WARSAW (Reuters) - Polish composer Henryk Mikolaj Gorecki, whose works ranged from dissonant modernist compositions to traditional choral hymns, died on Friday aged 76, the state news agency PAP reported.
Gorecki is best known for his contemplative Third Symphony or “Symphony of Sorrowful Songs,” composed for orchestra and solo soprano and exploring the themes of war and loss.
The symphony, which won Gorecki international renown, includes a Polish religious lament, a message written on the wall of a Nazi prison cell by a young Polish woman and a Silesian folk song of a mother searching for her son.

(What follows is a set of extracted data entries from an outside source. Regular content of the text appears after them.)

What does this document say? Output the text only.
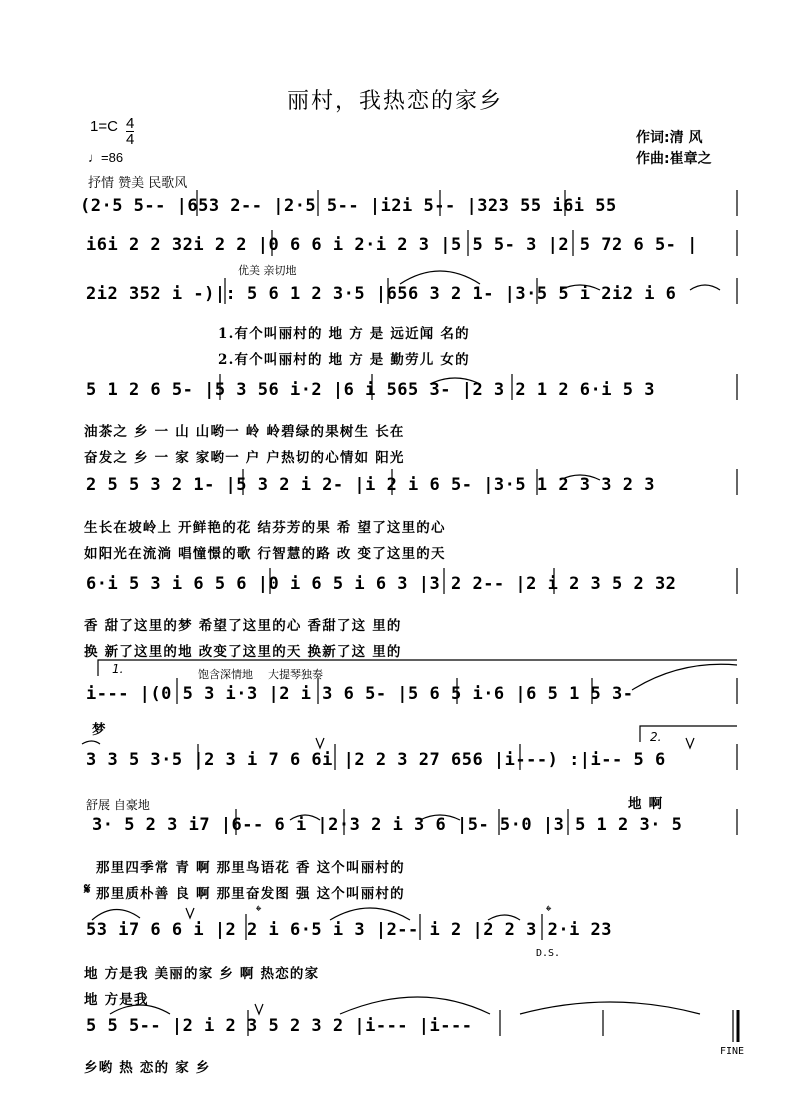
丽村，我热恋的家乡
1=C 4

4
♩=86
作词:清 风
作曲:崔章之
抒情 赞美 民歌风
优美 亲切地
饱含深情地 大提琴独奏
舒展 自豪地
(2·5 5-- |653 2-- |2·5 5-- |i2i 5-- |323 55 i6i 55
i6i 2 2 32i 2 2 |0 6 6 i 2·i 2 3 |5 5 5- 3 |2 5 72 6 5- |
2i2 352 i -)|: 5 6 1 2 3·5 |656 3 2 1- |3·5 5 i 2i2 i 6
5 1 2 6 5- |5 3 56 i·2 |6 i 565 3- |2 3 2 1 2 6·i 5 3
2 5 5 3 2 1- |5 3 2 i 2- |i 2 i 6 5- |3·5 1 2 3 3 2 3
6·i 5 3 i 6 5 6 |0 i 6 5 i 6 3 |3 2 2-- |2 i 2 3 5 2 32
i--- |(0 5 3 i·3 |2 i 3 6 5- |5 6 5 i·6 |6 5 1 5 3-
3 3 5 3·5 |2 3 i 7 6 6i |2 2 3 27 656 |i---) :|i-- 5 6
3· 5 2 3 i7 |6-- 6 i |2·3 2 i 3 6 |5- 5·0 |3 5 1 2 3· 5
53 i7 6 6 i |2 2 i 6·5 i 3 |2-- i 2 |2 2 3 2·i 23
5 5 5-- |2 i 2 3 5 2 3 2 |i--- |i---
1.有个叫丽村的 地 方 是 远近闻 名的
2.有个叫丽村的 地 方 是 勤劳儿 女的
油茶之 乡 一 山 山哟一 岭 岭碧绿的果树生 长在
奋发之 乡 一 家 家哟一 户 户热切的心情如 阳光
生长在坡岭上 开鲜艳的花 结芬芳的果 希 望了这里的心
如阳光在流淌 唱憧憬的歌 行智慧的路 改 变了这里的天
香 甜了这里的梦 希望了这里的心 香甜了这 里的
换 新了这里的地 改变了这里的天 换新了这 里的
梦
地 啊
那里四季常 青 啊 那里鸟语花 香 这个叫丽村的
那里质朴善 良 啊 那里奋发图 强 这个叫丽村的
𝄋
地 方是我 美丽的家 乡 啊 热恋的家
地 方是我
乡哟 热 恋的 家 乡
1.
2.
D.S.
FINE
𝄌	𝄌
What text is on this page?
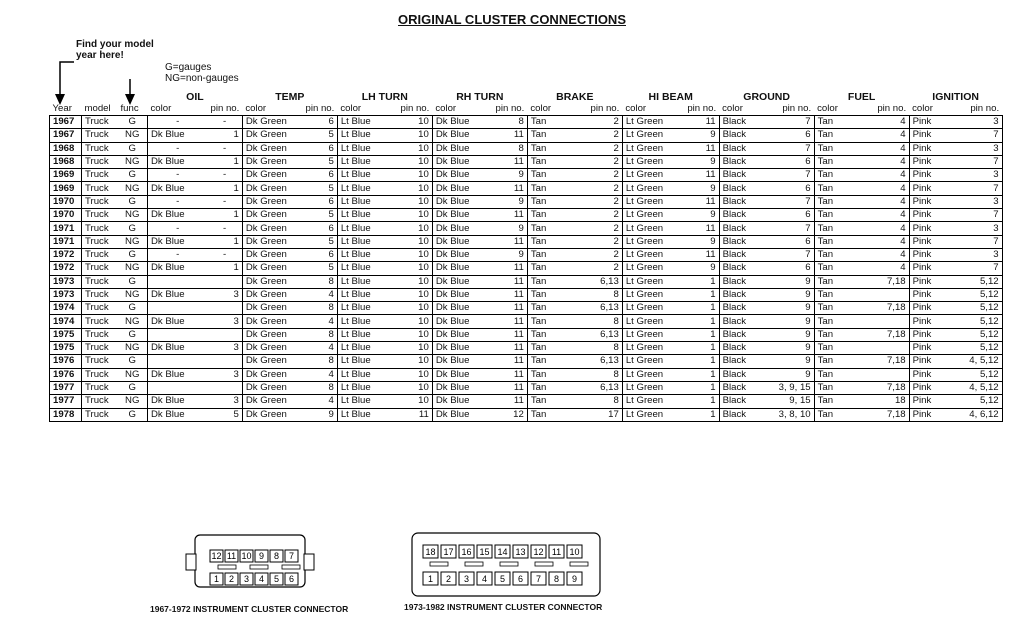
ORIGINAL CLUSTER CONNECTIONS
Find your model
year here!
G=gauges
NG=non-gauges
			OIL		TEMP		LH TURN		RH TURN		BRAKE		HI BEAM		GROUND		FUEL		IGNITION	
Year	model	func	color	pin no.	color	pin no.	color	pin no.	color	pin no.	color	pin no.	color	pin no.	color	pin no.	color	pin no.	color	pin no.
1967	Truck	G	-	-	Dk Green	6	Lt Blue	10	Dk Blue	8	Tan	2	Lt Green	11	Black	7	Tan	4	Pink	3
1967	Truck	NG	Dk Blue	1	Dk Green	5	Lt Blue	10	Dk Blue	11	Tan	2	Lt Green	9	Black	6	Tan	4	Pink	7
1968	Truck	G	-	-	Dk Green	6	Lt Blue	10	Dk Blue	8	Tan	2	Lt Green	11	Black	7	Tan	4	Pink	3
1968	Truck	NG	Dk Blue	1	Dk Green	5	Lt Blue	10	Dk Blue	11	Tan	2	Lt Green	9	Black	6	Tan	4	Pink	7
1969	Truck	G	-	-	Dk Green	6	Lt Blue	10	Dk Blue	9	Tan	2	Lt Green	11	Black	7	Tan	4	Pink	3
1969	Truck	NG	Dk Blue	1	Dk Green	5	Lt Blue	10	Dk Blue	11	Tan	2	Lt Green	9	Black	6	Tan	4	Pink	7
1970	Truck	G	-	-	Dk Green	6	Lt Blue	10	Dk Blue	9	Tan	2	Lt Green	11	Black	7	Tan	4	Pink	3
1970	Truck	NG	Dk Blue	1	Dk Green	5	Lt Blue	10	Dk Blue	11	Tan	2	Lt Green	9	Black	6	Tan	4	Pink	7
1971	Truck	G	-	-	Dk Green	6	Lt Blue	10	Dk Blue	9	Tan	2	Lt Green	11	Black	7	Tan	4	Pink	3
1971	Truck	NG	Dk Blue	1	Dk Green	5	Lt Blue	10	Dk Blue	11	Tan	2	Lt Green	9	Black	6	Tan	4	Pink	7
1972	Truck	G	-	-	Dk Green	6	Lt Blue	10	Dk Blue	9	Tan	2	Lt Green	11	Black	7	Tan	4	Pink	3
1972	Truck	NG	Dk Blue	1	Dk Green	5	Lt Blue	10	Dk Blue	11	Tan	2	Lt Green	9	Black	6	Tan	4	Pink	7
1973	Truck	G			Dk Green	8	Lt Blue	10	Dk Blue	11	Tan	6,13	Lt Green	1	Black	9	Tan	7,18	Pink	5,12
1973	Truck	NG	Dk Blue	3	Dk Green	4	Lt Blue	10	Dk Blue	11	Tan	8	Lt Green	1	Black	9	Tan		Pink	5,12
1974	Truck	G			Dk Green	8	Lt Blue	10	Dk Blue	11	Tan	6,13	Lt Green	1	Black	9	Tan	7,18	Pink	5,12
1974	Truck	NG	Dk Blue	3	Dk Green	4	Lt Blue	10	Dk Blue	11	Tan	8	Lt Green	1	Black	9	Tan		Pink	5,12
1975	Truck	G			Dk Green	8	Lt Blue	10	Dk Blue	11	Tan	6,13	Lt Green	1	Black	9	Tan	7,18	Pink	5,12
1975	Truck	NG	Dk Blue	3	Dk Green	4	Lt Blue	10	Dk Blue	11	Tan	8	Lt Green	1	Black	9	Tan		Pink	5,12
1976	Truck	G			Dk Green	8	Lt Blue	10	Dk Blue	11	Tan	6,13	Lt Green	1	Black	9	Tan	7,18	Pink	4, 5,12
1976	Truck	NG	Dk Blue	3	Dk Green	4	Lt Blue	10	Dk Blue	11	Tan	8	Lt Green	1	Black	9	Tan		Pink	5,12
1977	Truck	G			Dk Green	8	Lt Blue	10	Dk Blue	11	Tan	6,13	Lt Green	1	Black	3, 9, 15	Tan	7,18	Pink	4, 5,12
1977	Truck	NG	Dk Blue	3	Dk Green	4	Lt Blue	10	Dk Blue	11	Tan	8	Lt Green	1	Black	9, 15	Tan	18	Pink	5,12
1978	Truck	G	Dk Blue	5	Dk Green	9	Lt Blue	11	Dk Blue	12	Tan	17	Lt Green	1	Black	3, 8, 10	Tan	7,18	Pink	4, 6,12
12 11 10 9 8 7
1 2 3 4 5 6
1967-1972 INSTRUMENT CLUSTER CONNECTOR
18 17 16 15 14 13 12 11 10
1 2 3 4 5 6 7 8 9
1973-1982 INSTRUMENT CLUSTER CONNECTOR
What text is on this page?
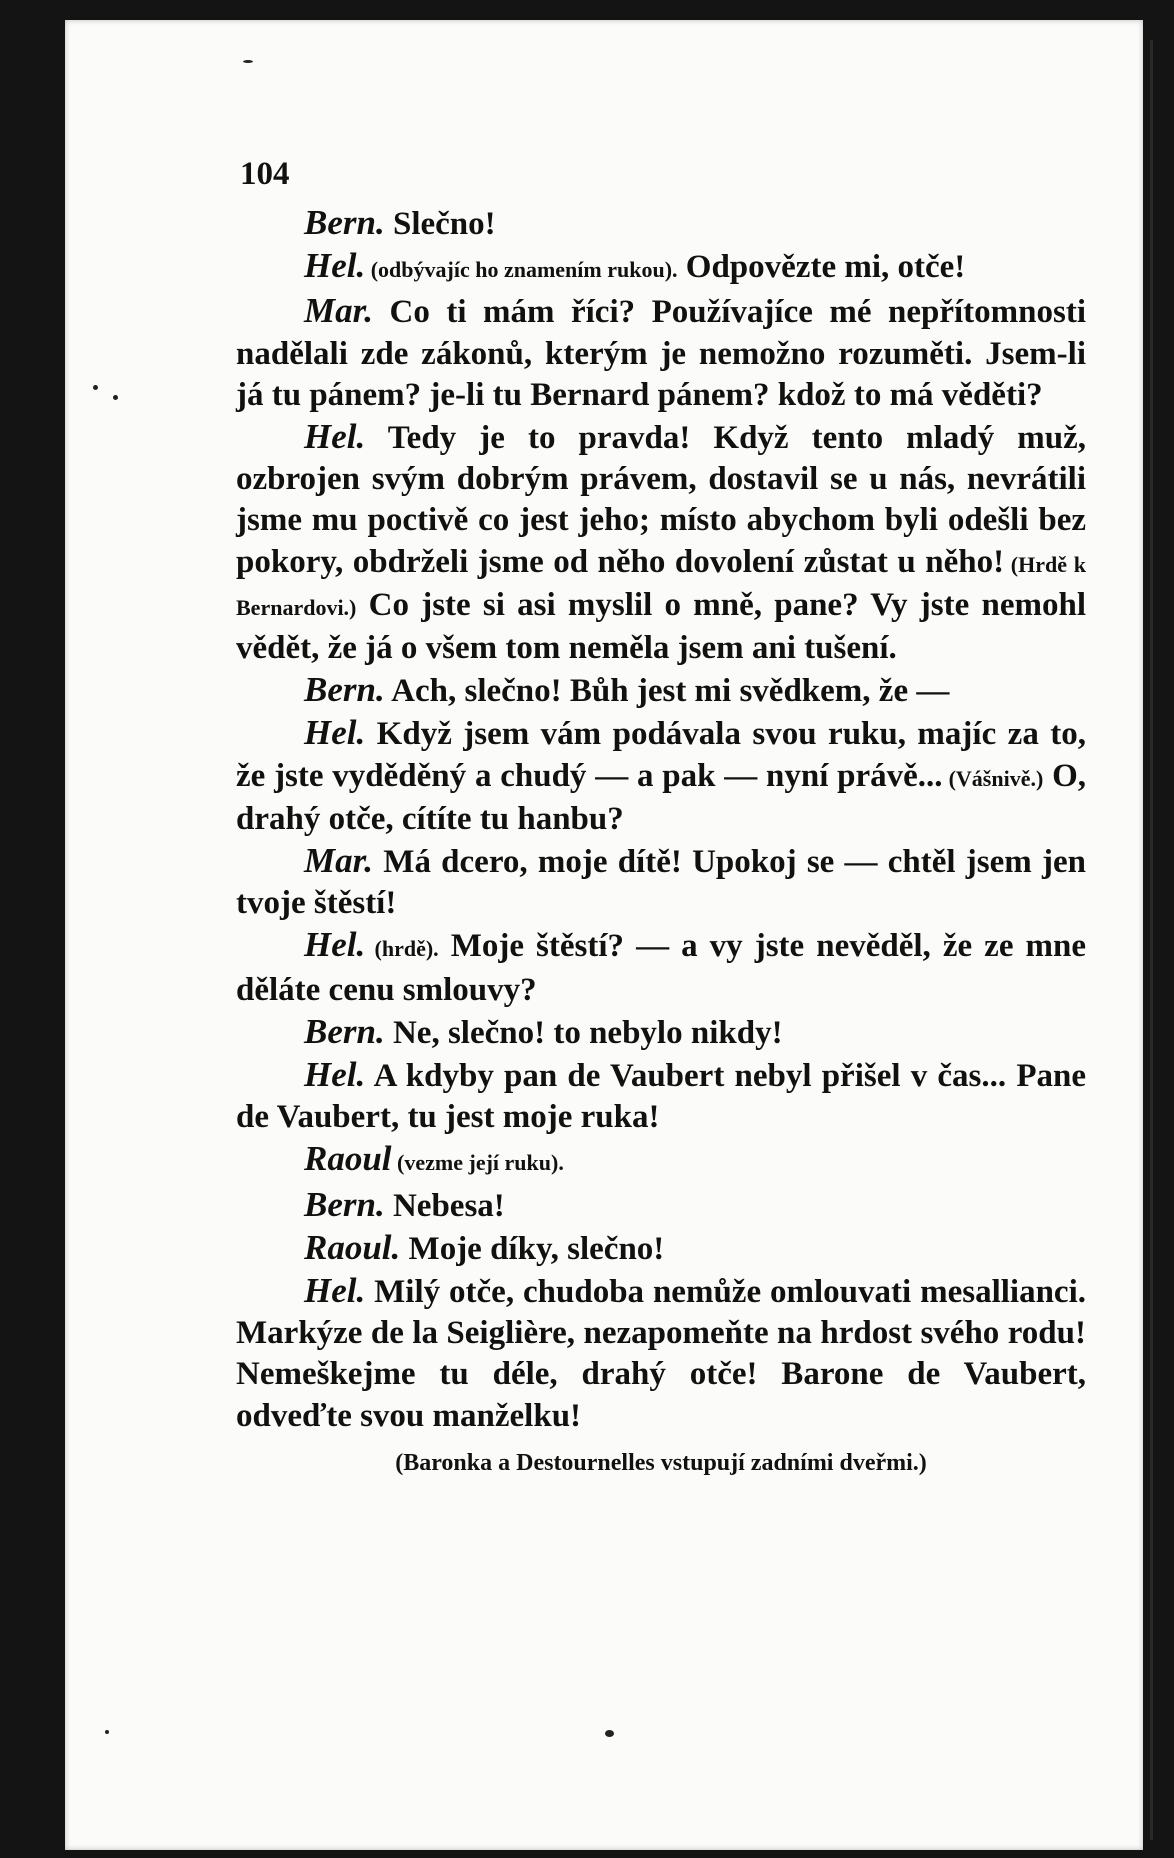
104

Bern. Slečno!

Hel. (odbývajíc ho znamením rukou). Odpovězte mi, otče!

Mar. Co ti mám říci? Používajíce mé nepřítomnosti nadělali zde zákonů, kterým je nemožno rozuměti. Jsem-li já tu pánem? je-li tu Bernard pánem? kdož to má věděti?

Hel. Tedy je to pravda! Když tento mladý muž, ozbrojen svým dobrým právem, dostavil se u nás, nevrátili jsme mu poctivě co jest jeho; místo abychom byli odešli bez pokory, obdrželi jsme od něho dovolení zůstat u něho! (Hrdě k Bernardovi.) Co jste si asi myslil o mně, pane? Vy jste nemohl vědět, že já o všem tom neměla jsem ani tušení.

Bern. Ach, slečno! Bůh jest mi svědkem, že —

Hel. Když jsem vám podávala svou ruku, majíc za to, že jste vyděděný a chudý — a pak — nyní právě... (Vášnivě.) O, drahý otče, cítíte tu hanbu?

Mar. Má dcero, moje dítě! Upokoj se — chtěl jsem jen tvoje štěstí!

Hel. (hrdě). Moje štěstí? — a vy jste nevěděl, že ze mne děláte cenu smlouvy?

Bern. Ne, slečno! to nebylo nikdy!

Hel. A kdyby pan de Vaubert nebyl přišel v čas... Pane de Vaubert, tu jest moje ruka!

Raoul (vezme její ruku).

Bern. Nebesa!

Raoul. Moje díky, slečno!

Hel. Milý otče, chudoba nemůže omlouvati mesallianci. Markýze de la Seiglière, nezapomeňte na hrdost svého rodu! Nemeškejme tu déle, drahý otče! Barone de Vaubert, odveďte svou manželku!

(Baronka a Destournelles vstupují zadními dveřmi.)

His later work, often religious in inspiration, has earned him comparisons with other composers of sacred music such as Britain’s John Tavener and Estonia’s Arvo Part.
In his early career, Gorecki was influenced by avant-garde composers such as Karlheinz Stockhausen and Bela Bartok and cultivated an austere, cerebral style.
His monumental Second, or “Copernican,” Symphony marked a transition to a more traditional mode of expression.
Composed in 1972 and featuring a choir and texts from biblical psalms, it celebrated the 500th anniversary of the birth of Polish astronomer Nicolaus Copernicus, who established that the earth circled the sun and not the other way round.
Gorecki was born on December 6, 1933 into a musical family in southern Poland. He combined composing with an academic career.